Supplying War: The Book That Rewired How We Think About Military History


In the annals of military logistics, few works have proven as enduring or as unsettling as Martin van Creveld’s Supplying War: Logistics from Wallenstein to Patton, first published in 1977 and still, nearly half a century later, the book that serious students of military history recommend first. Its central thesis was, at the time of publication, almost heretical: that strategy does not drive logistics, but logistics drives strategy. Armies do not go where their commanders wish them to go — they go where they can be fed, fueled, and resupplied.

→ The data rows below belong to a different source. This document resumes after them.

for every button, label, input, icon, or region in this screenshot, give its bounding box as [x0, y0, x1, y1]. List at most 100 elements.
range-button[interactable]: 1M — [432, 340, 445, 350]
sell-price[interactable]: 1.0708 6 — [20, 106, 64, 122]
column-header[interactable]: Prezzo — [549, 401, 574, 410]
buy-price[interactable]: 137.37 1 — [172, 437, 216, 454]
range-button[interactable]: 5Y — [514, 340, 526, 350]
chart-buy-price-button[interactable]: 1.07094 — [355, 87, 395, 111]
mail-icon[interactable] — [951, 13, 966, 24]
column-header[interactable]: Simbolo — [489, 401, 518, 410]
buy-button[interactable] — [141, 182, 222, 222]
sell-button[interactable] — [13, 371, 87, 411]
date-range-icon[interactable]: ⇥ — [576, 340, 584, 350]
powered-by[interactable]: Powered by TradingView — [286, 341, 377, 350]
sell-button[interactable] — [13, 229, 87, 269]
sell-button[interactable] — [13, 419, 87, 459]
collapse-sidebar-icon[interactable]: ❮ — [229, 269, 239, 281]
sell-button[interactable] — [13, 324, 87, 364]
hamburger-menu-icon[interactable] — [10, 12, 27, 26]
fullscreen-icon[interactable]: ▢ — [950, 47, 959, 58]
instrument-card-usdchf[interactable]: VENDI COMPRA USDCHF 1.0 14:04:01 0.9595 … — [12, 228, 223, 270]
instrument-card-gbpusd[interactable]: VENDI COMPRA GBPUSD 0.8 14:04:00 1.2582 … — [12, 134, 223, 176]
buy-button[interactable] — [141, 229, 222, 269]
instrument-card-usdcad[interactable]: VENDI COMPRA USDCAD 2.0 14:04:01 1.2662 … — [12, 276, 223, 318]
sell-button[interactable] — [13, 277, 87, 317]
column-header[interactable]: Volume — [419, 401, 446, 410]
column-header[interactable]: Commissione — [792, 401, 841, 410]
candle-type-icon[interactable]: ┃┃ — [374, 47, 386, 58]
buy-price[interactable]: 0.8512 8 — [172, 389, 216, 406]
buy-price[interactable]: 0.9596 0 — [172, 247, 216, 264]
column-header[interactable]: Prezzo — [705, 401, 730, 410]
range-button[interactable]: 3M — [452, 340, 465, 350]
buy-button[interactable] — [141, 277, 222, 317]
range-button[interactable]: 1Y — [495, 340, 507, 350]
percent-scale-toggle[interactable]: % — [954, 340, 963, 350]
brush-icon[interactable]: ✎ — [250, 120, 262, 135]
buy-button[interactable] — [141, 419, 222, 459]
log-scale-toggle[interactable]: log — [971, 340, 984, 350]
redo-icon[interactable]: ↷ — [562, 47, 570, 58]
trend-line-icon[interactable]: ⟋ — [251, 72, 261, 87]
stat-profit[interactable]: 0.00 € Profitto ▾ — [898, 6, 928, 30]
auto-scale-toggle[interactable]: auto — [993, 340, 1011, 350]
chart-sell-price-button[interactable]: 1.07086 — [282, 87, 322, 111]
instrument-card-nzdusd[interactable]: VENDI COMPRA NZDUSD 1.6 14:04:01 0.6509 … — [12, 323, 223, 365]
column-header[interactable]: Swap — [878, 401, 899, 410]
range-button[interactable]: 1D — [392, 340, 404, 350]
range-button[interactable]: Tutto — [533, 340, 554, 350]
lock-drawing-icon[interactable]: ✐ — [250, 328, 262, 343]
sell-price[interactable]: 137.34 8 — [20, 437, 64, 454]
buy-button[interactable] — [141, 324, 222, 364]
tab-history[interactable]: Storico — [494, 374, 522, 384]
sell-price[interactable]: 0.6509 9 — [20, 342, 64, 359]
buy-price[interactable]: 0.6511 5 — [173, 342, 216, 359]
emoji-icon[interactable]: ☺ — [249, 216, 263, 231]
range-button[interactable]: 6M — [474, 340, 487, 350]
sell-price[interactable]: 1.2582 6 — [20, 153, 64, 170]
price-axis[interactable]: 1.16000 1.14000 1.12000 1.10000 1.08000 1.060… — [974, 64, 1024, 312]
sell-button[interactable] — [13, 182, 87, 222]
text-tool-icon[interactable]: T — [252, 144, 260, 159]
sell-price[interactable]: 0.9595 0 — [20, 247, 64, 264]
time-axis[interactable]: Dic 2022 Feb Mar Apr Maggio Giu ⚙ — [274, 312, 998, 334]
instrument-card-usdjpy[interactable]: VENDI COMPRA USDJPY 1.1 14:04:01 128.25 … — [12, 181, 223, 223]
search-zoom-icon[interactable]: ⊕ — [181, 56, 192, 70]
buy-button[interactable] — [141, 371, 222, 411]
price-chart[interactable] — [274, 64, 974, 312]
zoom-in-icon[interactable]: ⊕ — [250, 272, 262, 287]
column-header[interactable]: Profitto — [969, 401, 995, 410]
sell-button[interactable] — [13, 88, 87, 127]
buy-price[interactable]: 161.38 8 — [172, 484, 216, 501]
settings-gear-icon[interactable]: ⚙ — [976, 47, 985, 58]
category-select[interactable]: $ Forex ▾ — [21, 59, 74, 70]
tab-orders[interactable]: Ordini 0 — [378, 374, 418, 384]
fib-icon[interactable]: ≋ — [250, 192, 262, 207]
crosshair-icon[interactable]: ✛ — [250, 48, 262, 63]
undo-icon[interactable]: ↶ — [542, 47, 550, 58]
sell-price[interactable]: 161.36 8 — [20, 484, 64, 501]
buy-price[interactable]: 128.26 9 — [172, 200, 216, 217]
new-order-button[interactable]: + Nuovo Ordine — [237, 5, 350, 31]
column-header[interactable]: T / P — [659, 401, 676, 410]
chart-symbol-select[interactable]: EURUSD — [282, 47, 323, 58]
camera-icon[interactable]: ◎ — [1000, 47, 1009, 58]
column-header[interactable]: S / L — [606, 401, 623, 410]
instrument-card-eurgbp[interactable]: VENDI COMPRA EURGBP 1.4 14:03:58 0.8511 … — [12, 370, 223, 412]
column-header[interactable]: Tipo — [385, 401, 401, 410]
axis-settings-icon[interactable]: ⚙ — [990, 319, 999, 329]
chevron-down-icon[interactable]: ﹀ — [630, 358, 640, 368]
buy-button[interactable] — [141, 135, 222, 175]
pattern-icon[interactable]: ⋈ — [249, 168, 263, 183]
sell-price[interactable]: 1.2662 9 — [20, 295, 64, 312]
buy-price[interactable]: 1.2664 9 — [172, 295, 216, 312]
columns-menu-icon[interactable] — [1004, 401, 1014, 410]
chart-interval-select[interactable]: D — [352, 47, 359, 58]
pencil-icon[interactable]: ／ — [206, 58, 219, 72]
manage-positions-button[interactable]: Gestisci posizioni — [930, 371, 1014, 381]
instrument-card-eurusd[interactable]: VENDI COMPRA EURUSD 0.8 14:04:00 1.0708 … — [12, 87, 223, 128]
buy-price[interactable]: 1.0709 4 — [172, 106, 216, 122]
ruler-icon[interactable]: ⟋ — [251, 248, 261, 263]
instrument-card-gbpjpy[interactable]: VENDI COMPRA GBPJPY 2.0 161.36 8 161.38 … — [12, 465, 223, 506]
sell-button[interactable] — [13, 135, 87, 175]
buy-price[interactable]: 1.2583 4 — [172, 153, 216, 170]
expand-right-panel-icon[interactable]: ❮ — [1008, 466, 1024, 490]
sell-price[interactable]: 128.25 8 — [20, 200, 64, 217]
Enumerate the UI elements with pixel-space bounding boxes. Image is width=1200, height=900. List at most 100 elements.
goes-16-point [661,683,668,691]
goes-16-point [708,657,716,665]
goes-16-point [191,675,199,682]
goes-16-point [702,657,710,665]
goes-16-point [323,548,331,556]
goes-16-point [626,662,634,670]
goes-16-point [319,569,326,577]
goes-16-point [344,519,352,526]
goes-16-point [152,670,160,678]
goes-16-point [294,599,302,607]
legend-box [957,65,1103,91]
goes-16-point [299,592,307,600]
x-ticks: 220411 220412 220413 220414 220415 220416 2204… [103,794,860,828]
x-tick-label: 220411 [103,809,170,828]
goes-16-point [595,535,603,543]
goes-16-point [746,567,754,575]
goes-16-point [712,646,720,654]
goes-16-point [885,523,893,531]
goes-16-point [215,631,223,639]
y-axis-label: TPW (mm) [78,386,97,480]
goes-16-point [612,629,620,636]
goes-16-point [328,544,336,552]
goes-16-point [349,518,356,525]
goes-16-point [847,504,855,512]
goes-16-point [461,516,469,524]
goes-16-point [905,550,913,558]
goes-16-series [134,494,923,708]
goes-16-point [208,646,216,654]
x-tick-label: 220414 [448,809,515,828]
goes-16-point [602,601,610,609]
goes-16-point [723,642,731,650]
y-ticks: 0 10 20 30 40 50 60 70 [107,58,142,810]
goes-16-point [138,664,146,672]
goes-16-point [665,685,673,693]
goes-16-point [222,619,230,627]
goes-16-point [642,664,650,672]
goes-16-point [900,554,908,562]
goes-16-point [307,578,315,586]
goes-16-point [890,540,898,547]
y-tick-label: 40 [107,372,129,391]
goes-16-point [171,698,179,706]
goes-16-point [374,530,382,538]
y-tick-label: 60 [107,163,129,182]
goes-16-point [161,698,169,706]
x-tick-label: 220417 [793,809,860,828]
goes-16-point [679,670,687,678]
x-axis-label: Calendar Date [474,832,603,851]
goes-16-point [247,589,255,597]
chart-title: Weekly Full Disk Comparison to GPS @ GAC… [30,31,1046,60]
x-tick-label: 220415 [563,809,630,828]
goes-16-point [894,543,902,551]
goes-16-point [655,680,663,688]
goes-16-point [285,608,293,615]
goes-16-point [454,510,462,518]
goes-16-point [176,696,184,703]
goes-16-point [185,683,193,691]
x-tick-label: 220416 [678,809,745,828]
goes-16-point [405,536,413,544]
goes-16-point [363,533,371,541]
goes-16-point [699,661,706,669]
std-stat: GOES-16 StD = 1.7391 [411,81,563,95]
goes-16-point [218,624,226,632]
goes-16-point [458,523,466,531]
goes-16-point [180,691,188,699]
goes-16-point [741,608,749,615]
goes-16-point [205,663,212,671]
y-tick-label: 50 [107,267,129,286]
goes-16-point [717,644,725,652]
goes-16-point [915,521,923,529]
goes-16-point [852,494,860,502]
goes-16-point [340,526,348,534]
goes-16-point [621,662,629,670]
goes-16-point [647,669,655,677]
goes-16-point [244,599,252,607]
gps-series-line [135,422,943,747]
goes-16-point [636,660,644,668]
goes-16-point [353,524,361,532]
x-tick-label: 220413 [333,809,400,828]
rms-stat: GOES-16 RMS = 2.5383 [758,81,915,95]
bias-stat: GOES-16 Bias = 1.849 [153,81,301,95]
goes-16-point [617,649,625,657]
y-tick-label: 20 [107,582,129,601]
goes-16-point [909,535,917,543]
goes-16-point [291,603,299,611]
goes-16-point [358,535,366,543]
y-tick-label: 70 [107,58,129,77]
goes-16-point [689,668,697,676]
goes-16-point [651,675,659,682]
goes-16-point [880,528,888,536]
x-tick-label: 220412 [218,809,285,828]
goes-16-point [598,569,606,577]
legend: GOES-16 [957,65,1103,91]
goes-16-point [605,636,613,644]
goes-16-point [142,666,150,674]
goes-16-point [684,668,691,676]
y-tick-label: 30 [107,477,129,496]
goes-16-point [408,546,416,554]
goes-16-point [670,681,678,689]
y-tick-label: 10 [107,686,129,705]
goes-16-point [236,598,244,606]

Van Creveld marshals his evidence with forensic precision, moving from the campaigns of Marlborough and Frederick the Great through Napoleon’s catastrophic Russian venture and into the mechanized wars of the twentieth century. His analysis of Operation Barbarossa alone is worth the price of the book: the Wehrmacht’s logistical system, he demonstrates, was stretched to the point of collapse before a single Soviet counterattack was launched. The Germans were never going to take Moscow. The railheads wouldn’t allow it. It is a cold and clarifying read for anyone who has ever pushed cardboard counters across a hex map and wondered why the historical generals seemed to stop so inexplicably short of their objectives.

For the Empires Fall Media reader — whether your battlefield is a book, a wargame table, or a research desk — Supplying War is the missing lens through which every campaign becomes more legible. After van Creveld, you will never again take a wargame’s supply rules for granted, nor wonder why Rommel stalled at El Alamein. The fifth edition, updated with a new preface, remains in print from Cambridge University Press and deserves a permanent place beside your operational histories.